Saturday, January 8, 2011

Kel-Tec SU-16/SU-22 Pistol Grip and AR Stock Adapter

I guess I'm a couple or few years late on this, but I didn't find out until recently.  The Kel-Tec rifles don't get a whole lot of attention.

Kel-Tec is selling pistol grip lowers and AR-15 stock adapters for SU-16 and SU-22 rifles.  Link to pistol grip lower and AR stock adapter in Kel-Tec store - currently $94.40.  Also available with collapsible CAR-15/XM177 stock for $129.  The pistol grip compromises the ability of the rifles to fold into a compact little package, but it makes the rifles a little more egonomic, and a little less goofy looking.

Why do I even care?  The SU-16 rifles are quite lightweight (about 5 pounds with the origional stock), and have a long-stroke piston operating system (sort of similar to an SKS or AK-47).  With the right ACE stock adapters (they seem to be having website problems at the moment), you could put a side-folding stock on, which you can't do with 99% of AR-15 rifles.  The SU-16 rifles are also relatively inexpensive.  I can definately see how this might be an attractive solution to some people looking for an "evil black rifle."

You can find some more information on the pistol grip/stock conversion kit in this forum thread where I got the picture I posted above.  I'm sure if you did a search on the forum, you could find more threads. SU-16 information - in case you want to brush up on the Kel-Tec rifles

Saturday, January 1, 2011

Lubricants for Firearms?

There has been a bit of a debate over gun oil and grease in the Black Rifle Forum on GlockTalk.  One post has a link to this lubricants article by Grant Cunningham, which I found to be very interesting.

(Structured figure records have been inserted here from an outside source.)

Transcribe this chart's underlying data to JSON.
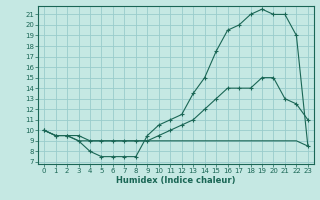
{
  "xlabel": "Humidex (Indice chaleur)",
  "bg_color": "#c5e8e3",
  "grid_color": "#99cccc",
  "line_color": "#1a6655",
  "xlim": [
    -0.5,
    23.5
  ],
  "ylim": [
    6.8,
    21.8
  ],
  "xticks": [
    0,
    1,
    2,
    3,
    4,
    5,
    6,
    7,
    8,
    9,
    10,
    11,
    12,
    13,
    14,
    15,
    16,
    17,
    18,
    19,
    20,
    21,
    22,
    23
  ],
  "yticks": [
    7,
    8,
    9,
    10,
    11,
    12,
    13,
    14,
    15,
    16,
    17,
    18,
    19,
    20,
    21
  ],
  "line1_x": [
    0,
    1,
    2,
    3,
    4,
    5,
    6,
    7,
    8,
    9,
    10,
    11,
    12,
    13,
    14,
    15,
    16,
    17,
    18,
    19,
    20,
    21,
    22,
    23
  ],
  "line1_y": [
    10,
    9.5,
    9.5,
    9,
    8,
    7.5,
    7.5,
    7.5,
    7.5,
    9.5,
    10.5,
    11,
    11.5,
    13.5,
    15,
    17.5,
    19.5,
    20,
    21,
    21.5,
    21,
    21,
    19,
    8.5
  ],
  "line2_x": [
    0,
    1,
    2,
    3,
    4,
    5,
    6,
    7,
    8,
    9,
    10,
    11,
    12,
    13,
    14,
    15,
    16,
    17,
    18,
    19,
    20,
    21,
    22,
    23
  ],
  "line2_y": [
    10,
    9.5,
    9.5,
    9.5,
    9,
    9,
    9,
    9,
    9,
    9,
    9.5,
    10,
    10.5,
    11,
    12,
    13,
    14,
    14,
    14,
    15,
    15,
    13,
    12.5,
    11
  ],
  "line3_x": [
    0,
    1,
    2,
    3,
    4,
    5,
    6,
    7,
    8,
    9,
    10,
    11,
    12,
    13,
    14,
    15,
    16,
    17,
    18,
    19,
    20,
    21,
    22,
    23
  ],
  "line3_y": [
    10,
    9.5,
    9.5,
    9,
    9,
    9,
    9,
    9,
    9,
    9,
    9,
    9,
    9,
    9,
    9,
    9,
    9,
    9,
    9,
    9,
    9,
    9,
    9,
    8.5
  ]
}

What about greases - do we even need them? You bet! I use the General Rule of Lubrication: oil for rotating parts, grease for sliding parts that carry a load. In firearms, grease is most appropriate for any part interaction that has a scraping (aka "shear") type of action, and will be subjected to pressure or shock. What kinds of parts are we talking about? Slide rails, bolt carriers, and sears - especially double-action sears.

One product that scores pretty well in corrosion testing is also the readily available and dirt cheap. It also has good migration, a good boundary lubrication package, is the right weight (thickness) for general firearms use, doesn't oxidize over long periods of storage, and is compatible with a wide range of metals and plastics. In addition, it is recommended by at least one real degreed firearms engineer! Just what is this miracle elixir??

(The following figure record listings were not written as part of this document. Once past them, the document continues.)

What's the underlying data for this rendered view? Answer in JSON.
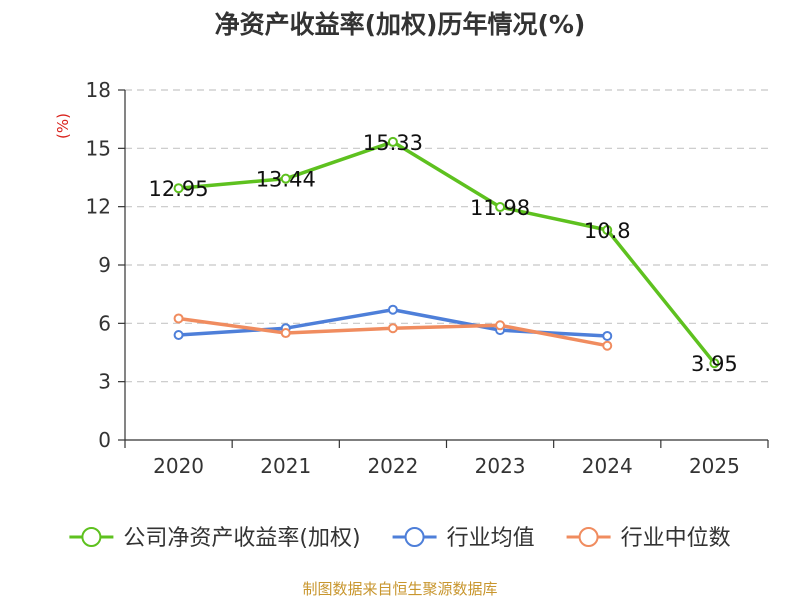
{
  "chart_data": {
    "type": "line",
    "title": "净资产收益率(加权)历年情况(%)",
    "ylabel": "(%)",
    "xlabel": "",
    "categories": [
      "2020",
      "2021",
      "2022",
      "2023",
      "2024",
      "2025"
    ],
    "ylim": [
      0,
      18
    ],
    "yticks": [
      0,
      3,
      6,
      9,
      12,
      15,
      18
    ],
    "grid": true,
    "legend_position": "bottom",
    "series": [
      {
        "name": "公司净资产收益率(加权)",
        "color": "#5ec11f",
        "values": [
          12.95,
          13.44,
          15.33,
          11.98,
          10.8,
          3.95
        ],
        "labels": [
          "12.95",
          "13.44",
          "15.33",
          "11.98",
          "10.8",
          "3.95"
        ]
      },
      {
        "name": "行业均值",
        "color": "#4e7fd9",
        "values": [
          5.4,
          5.75,
          6.7,
          5.65,
          5.35,
          null
        ]
      },
      {
        "name": "行业中位数",
        "color": "#f08c5f",
        "values": [
          6.25,
          5.5,
          5.75,
          5.9,
          4.85,
          null
        ]
      }
    ]
  },
  "source": "制图数据来自恒生聚源数据库"
}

Dexron-type Automatic Transmission Fluid (ATF). That's right, plain ol' ATF.
For such things as autoloader slides and rifle bolts, Lubriplate "SFL" NLGI #0 grease is my choice. In my testing it's proven itself superior as a general lubricant. It is white, aluminum-based, low odor, has superb boundary lubricants, and is designed specifically for use in environments that encounter a huge temperature range. It's also resistant to water washout and acid/alkali environments, has great shear resistance, and doesn't oxidize like lithium greases will. As an all-around grease I've found nothing better. It's available from, in their online store. It comes in a 14oz can which will last you for years - no matter how many guns you have!
If there's benzene in motor oil, you really shouldn't get that on your hands.  I'll have to remember to put on some gloves next time I do an oil change.

As I said in my cleaning article, I've pretty much given up on "miracle gun lube."  Although I'm sure that Slip 2000 and TW-25 work very well, they are very expensive, if you break everything down to a dollars per ounce figure.